What Employers Must Address

Employers need to take immediate steps to ensure compliance with the new law. Here’s what you should do:

  1. Revise Employment Contracts:
    • Update contracts to include clear terms—especially for non-Saudi workers, ensuring a specified duration to avoid default one-year terms.
    • Use the new model forms (Article 52) once they are issued by the Ministry to ensure that all contracts are legally compliant and reflective of each employment type.
  2. Update HR Policies and Training Programs:
    • Develop comprehensive training and qualification policies for Saudi workers (Articles 42 & 43) in anticipation of future Regulations.
    • Adjust probation policies in line with the new 180-day maximum and incorporate forthcoming details regarding leave exclusions.
  3. Overtime and Leave Management:
    • Amend overtime policies to include the option for compensatory leave in lieu of additional pay, in accordance with Article 107.
    • Update leave policies to incorporate the extended maternity leave (Article 151), the new sibling bereavement leave, and ensure all leave periods are calculated as per the amended law.
  4. Resignation and Termination Procedures:
    • Educate managers on the new resignation process (Article 79) and update offboarding procedures.
    • Revise notice period requirements for indefinite contracts (Article 75) to reflect the reduced notice period for employee-initiated terminations.
    • Clearly communicate the revised termination conditions (Article 74) in your employee handbooks.
  5. Compliance with Attestation and Documentation:
    • Ensure that all employment contracts are properly attested as per the updated statutory requirements (Article 51).
    • Stay informed about further Regulations that will clarify details on various provisions, such as the calculation of probation periods and compensatory leave conditions.
  6. Monitoring Saudization and Work Permit Compliance:
    • Review internal policies to ensure strict adherence to Saudization criteria and all other regulatory conditions, as detailed in Article 35.
    • Prepare for potential work permit non-renewals by developing internal mechanisms to safeguard the rights of affected workers.
  7. Prepare for Inter-Ministerial Coordination:
    • With Article 39’s new referral process involving the Ministry of Interior and the Ministry of Human Resources and Social Development, maintain robust compliance records and be ready for increased regulatory scrutiny.

Final Thoughts

The 2025 amendments to the Saudi Labour Law represent a transformative shift in the Kingdom’s employment landscape.

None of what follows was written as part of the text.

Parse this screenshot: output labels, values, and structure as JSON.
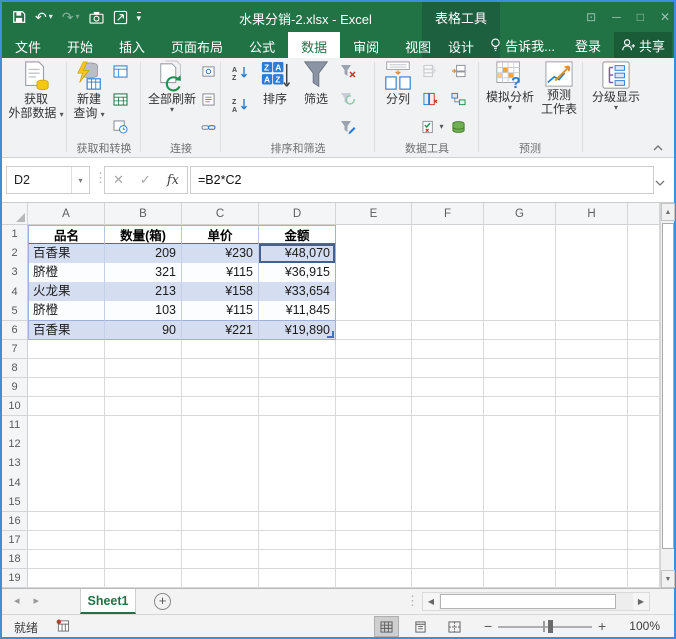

These changes are designed to promote fairness, enhance employee protections, and ensure that employers adopt more structured and transparent practices.

For employees, this means clearer rights and more flexible options in terms of leave and resignation. For employers, the emphasis is on updating contracts, policies, and training programs to align with these new legal requirements. Both parties should take the time to review these changes in detail, seek expert advice if necessary, and prepare for a seamless transition to the new legal framework.

Staying informed is crucial—make sure to review the full text of the Amended Saudi Labour Law and consult legal experts where needed. And remember, the regulations for domestic workers remain unchanged; you can review those details on our Domestic Workers Law page.

By proactively adapting to these amendments, both employees and employers can contribute to a more dynamic and compliant labour market in Saudi Arabia. Stay informed, update your policies, and ensure that your practices meet the new standards set forth in this historic reform.